I wish I was drunk, and I wish I had chicken. God, I haven't had good fried chicken in a long time. Damn, this healthy lifestyle! I'd totally walk to the store right now to buy some chicken to fry up if I had people who would eat it.
So, I am not really doing any better than I was yesterday. Or the day before. I am trying. And on some level, I am not completely gone. After all, I did get excited today to discover that I could buy small packets of Speedway's Dark Roast...quite possibly the awesomest coffee ever. It's funny, I used to get it very regularly and then for various reasons stopped. I had it again for the first time in ages last weekend, and I am instantly rehooked. Now, I don't know if it is just the coffee or the whole coffee, cream, sugar combo that is soo damned tasty. Whatever the size, fill to the mold line inside the cup with cream and add one to two sugars or sweeteners for the best coffee ever. Seriously, I have had all the stuck-up brands and there is just something about the satisfaction factor of the Speedway Dark Roast. I don't care much for the other varieties, so there.
All of that being said, I am still in an extremely pissy mood as was evidenced yesterday and I flippin' don't care anymore. Ok, I do a little because it would be so expletive deleted nice to really see some payoff from the efforts I have put forth over the past...year really. It's been a year since Jeri first started talking to me about Clever Container. It's a little hard to believe but yeah.
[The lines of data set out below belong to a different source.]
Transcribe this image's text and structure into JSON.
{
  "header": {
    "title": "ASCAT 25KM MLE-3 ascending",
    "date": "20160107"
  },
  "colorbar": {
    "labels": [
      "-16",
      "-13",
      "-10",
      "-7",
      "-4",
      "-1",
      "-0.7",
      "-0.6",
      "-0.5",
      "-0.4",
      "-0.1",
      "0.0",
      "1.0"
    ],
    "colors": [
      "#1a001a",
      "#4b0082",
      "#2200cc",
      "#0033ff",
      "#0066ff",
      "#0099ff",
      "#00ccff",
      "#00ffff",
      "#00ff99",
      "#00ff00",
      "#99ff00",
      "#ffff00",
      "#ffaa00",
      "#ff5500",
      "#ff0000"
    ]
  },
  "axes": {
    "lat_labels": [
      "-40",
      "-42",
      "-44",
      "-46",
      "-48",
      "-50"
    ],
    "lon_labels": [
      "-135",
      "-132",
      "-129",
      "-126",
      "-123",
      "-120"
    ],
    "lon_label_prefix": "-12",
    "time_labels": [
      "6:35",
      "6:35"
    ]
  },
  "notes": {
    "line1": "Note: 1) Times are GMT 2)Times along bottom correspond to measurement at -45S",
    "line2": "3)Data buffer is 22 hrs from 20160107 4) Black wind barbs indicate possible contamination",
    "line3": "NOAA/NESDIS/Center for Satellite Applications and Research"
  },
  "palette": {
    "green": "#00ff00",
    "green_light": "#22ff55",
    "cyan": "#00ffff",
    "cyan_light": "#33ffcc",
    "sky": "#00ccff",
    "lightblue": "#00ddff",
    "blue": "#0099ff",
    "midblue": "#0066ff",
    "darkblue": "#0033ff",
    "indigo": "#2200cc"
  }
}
It's disappointing too because having faith in myself I really felt that I would be doing well with Clever at this point. I am apparently a pretty poor judge of character, my own especially, so that has not turned out to be the case.
I have DYB and that's fine, but I am really in a simlar position there.
It's like I spend my time talking to the wind or something.
I don't get people. Nothing would make me happier that to give my full commission from either business to help people out and yet people are so jaded that they can't even say maybe. More jaded than me, if you can imagine such a thing!?
I guess, I am in a holding pattern with everyhing. I did a bit of poking around about that idea I mentioned yesterday and without money to blow there's not much I can do about it. If I could find a partner who was open minded and well versed in HTML among other things it would be great, but I feel like I have a better chance of lightning striking me.
Sigh, then there's this other thing...but it seems quite masochistic. Really! Seriously, it does. It's one of those things that work out for normal people with friends, but that I fail miserably at...always. It sucks. It so sucks. I want to try it. I know every other person in the world has and ended up benefiting from the set up but I wouldn't. I don't really have friends for one. For two, for God knows why, people just don't like me. I have really been making an effort to make friends, to be more open, and so far the net result of that campaign is zero...so....yeah whatever.
So, if you leave with nothing else...I wish I was drunk and I wish I had a big platter of chicken in front of me.